Clinical Manifestations of Hypothyroidism
Hypothyroidism presents with a wide range of clinical manifestations including hoarseness, joint pain, sleep disturbances, fatigue, weight gain, cold intolerance, constipation, dry skin, and cognitive impairment. 1
Common Clinical Manifestations
Thyroid hormone deficiency affects virtually every organ system in the body, resulting in the following manifestations:
Neurological/Cognitive
- Brain fog and mental slowing
- Poor concentration
- Lethargy and fatigue
- Memory impairment
- Slowed speech
- Rarely aphasia (not a typical primary symptom)
Musculoskeletal
- Joint pain and stiffness
- Muscle weakness
- Muscle cramps
- Delayed relaxation of deep tendon reflexes
Voice and Speech
- Hoarseness
- Thick tongue
- Slow speech
Dermatological
- Dry, coarse skin (xeroderma)
- Hair thinning
- Brittle nails
- Myxedema (non-pitting edema)
Cardiovascular
- Bradycardia
- Mild hypertension (often diastolic)
- Narrowed pulse pressure
- Pericardial effusions (in severe cases)

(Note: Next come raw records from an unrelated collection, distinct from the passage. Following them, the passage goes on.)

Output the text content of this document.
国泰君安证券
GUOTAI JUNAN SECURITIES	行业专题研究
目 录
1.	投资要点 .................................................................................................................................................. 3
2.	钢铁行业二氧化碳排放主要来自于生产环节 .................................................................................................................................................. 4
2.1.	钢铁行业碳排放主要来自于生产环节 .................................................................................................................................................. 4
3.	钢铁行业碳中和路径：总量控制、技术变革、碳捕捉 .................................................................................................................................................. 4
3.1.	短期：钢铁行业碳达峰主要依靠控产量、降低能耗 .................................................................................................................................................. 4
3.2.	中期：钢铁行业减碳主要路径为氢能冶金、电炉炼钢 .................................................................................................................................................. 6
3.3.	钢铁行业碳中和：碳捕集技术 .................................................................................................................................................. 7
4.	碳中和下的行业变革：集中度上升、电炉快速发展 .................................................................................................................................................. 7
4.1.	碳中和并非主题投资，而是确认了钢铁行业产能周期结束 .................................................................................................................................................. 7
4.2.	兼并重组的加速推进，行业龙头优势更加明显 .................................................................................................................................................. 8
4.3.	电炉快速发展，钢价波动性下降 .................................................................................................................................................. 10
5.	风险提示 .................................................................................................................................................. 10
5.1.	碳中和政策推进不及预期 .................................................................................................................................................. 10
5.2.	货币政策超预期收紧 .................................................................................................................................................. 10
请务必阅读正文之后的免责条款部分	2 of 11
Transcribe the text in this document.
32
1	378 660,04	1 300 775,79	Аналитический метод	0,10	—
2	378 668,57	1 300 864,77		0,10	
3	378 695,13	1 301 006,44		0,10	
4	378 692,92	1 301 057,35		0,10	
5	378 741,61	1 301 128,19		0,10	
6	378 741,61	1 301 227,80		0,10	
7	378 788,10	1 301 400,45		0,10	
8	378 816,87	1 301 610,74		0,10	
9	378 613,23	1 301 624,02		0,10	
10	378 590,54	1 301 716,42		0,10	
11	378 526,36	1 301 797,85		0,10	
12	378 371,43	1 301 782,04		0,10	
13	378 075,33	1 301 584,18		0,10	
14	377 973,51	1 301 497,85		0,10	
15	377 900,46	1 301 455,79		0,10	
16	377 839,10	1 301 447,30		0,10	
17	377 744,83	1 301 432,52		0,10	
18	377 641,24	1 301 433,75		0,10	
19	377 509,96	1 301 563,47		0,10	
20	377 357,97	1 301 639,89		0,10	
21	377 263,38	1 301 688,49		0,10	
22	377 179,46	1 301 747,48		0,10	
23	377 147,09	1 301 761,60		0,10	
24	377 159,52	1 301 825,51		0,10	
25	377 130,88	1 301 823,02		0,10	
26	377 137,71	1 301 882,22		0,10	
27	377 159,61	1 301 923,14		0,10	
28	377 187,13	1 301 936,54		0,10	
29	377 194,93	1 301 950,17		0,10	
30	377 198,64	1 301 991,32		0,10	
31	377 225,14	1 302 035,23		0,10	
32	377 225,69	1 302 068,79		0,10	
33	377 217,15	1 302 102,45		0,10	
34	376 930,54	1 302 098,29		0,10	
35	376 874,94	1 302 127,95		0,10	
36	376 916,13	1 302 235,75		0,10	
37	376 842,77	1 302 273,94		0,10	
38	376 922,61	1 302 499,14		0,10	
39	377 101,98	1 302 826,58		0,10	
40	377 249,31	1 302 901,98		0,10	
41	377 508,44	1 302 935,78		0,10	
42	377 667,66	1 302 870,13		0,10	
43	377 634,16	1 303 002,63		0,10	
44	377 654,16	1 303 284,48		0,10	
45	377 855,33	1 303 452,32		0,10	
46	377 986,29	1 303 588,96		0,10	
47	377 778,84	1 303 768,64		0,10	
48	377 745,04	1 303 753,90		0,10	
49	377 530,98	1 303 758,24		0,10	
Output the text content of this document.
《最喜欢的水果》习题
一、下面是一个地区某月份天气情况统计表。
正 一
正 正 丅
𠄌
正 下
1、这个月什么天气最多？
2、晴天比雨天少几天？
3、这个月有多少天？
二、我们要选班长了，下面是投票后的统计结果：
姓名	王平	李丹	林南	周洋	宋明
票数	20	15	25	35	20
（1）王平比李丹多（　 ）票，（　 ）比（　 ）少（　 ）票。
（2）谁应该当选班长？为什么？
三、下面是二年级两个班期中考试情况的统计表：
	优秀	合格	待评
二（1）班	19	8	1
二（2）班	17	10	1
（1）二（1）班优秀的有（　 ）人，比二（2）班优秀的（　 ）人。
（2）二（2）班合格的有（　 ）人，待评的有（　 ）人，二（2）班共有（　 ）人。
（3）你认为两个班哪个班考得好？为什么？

- Increased risk of atherosclerosis
Gastrointestinal
- Constipation
- Decreased appetite
- Abdominal distention
Metabolic
- Weight gain
- Cold intolerance
- Decreased sweating
- Elevated lipid levels
Sleep
- Sleep disturbances
- Sleep apnea
- Excessive daytime sleepiness
- Poor sleep quality
Special Considerations
Severity and Presentation
The clinical features of hypothyroidism depend on:
- Patient's age
- Presence of other diseases
- Rate at which hypothyroidism develops 2
Elderly Patients
- Atypical presentation is common
- Diagnosis may be easily missed
- Symptoms may be attributed to aging 2
Subclinical Hypothyroidism
- Characterized by elevated TSH with normal free T4
- May have minimal or no symptoms
- Affects up to 5% of women and 3% of men 3
Diagnostic Approach
When hypothyroidism is suspected based on symptoms like hoarseness, joint pain, and sleep disturbances:
- Initial laboratory evaluation should include serum TSH with reflex testing of free T4 1, 4
- In primary hypothyroidism (most common form), TSH is elevated and free T4 is low
- Thyroid antibodies (TPO and TGA) may help confirm autoimmune etiology 1
Treatment Considerations
- Levothyroxine replacement therapy is the standard treatment, typically started at 1.5-1.8 mcg/kg/day 1, 5
- Elderly patients or those with heart disease should start at lower doses (12.5-50 mcg/day) 5
- TSH levels should be monitored to guide dosage adjustments
- Treatment goal is to normalize TSH and relieve symptoms
Potential Complications of Untreated Hypothyroidism
If left untreated, hypothyroidism can lead to:
- Cardiovascular disease
- Infertility and menstrual irregularities
- Neurocognitive impairment
- Myxedema coma (rare but life-threatening)
- In infants: mental retardation and delayed developmental milestones 1, 6
Common Pitfalls in Management
- Inadequate monitoring of thyroid function
- Medication interactions affecting levothyroxine absorption
- Incorrect timing of medication
- Inconsistent brand use
- Overlooking subclinical disease 1
The American College of Radiology notes that imaging studies have no role in the initial workup of hypothyroidism in adults, as the diagnosis is primarily biochemical 3, 1.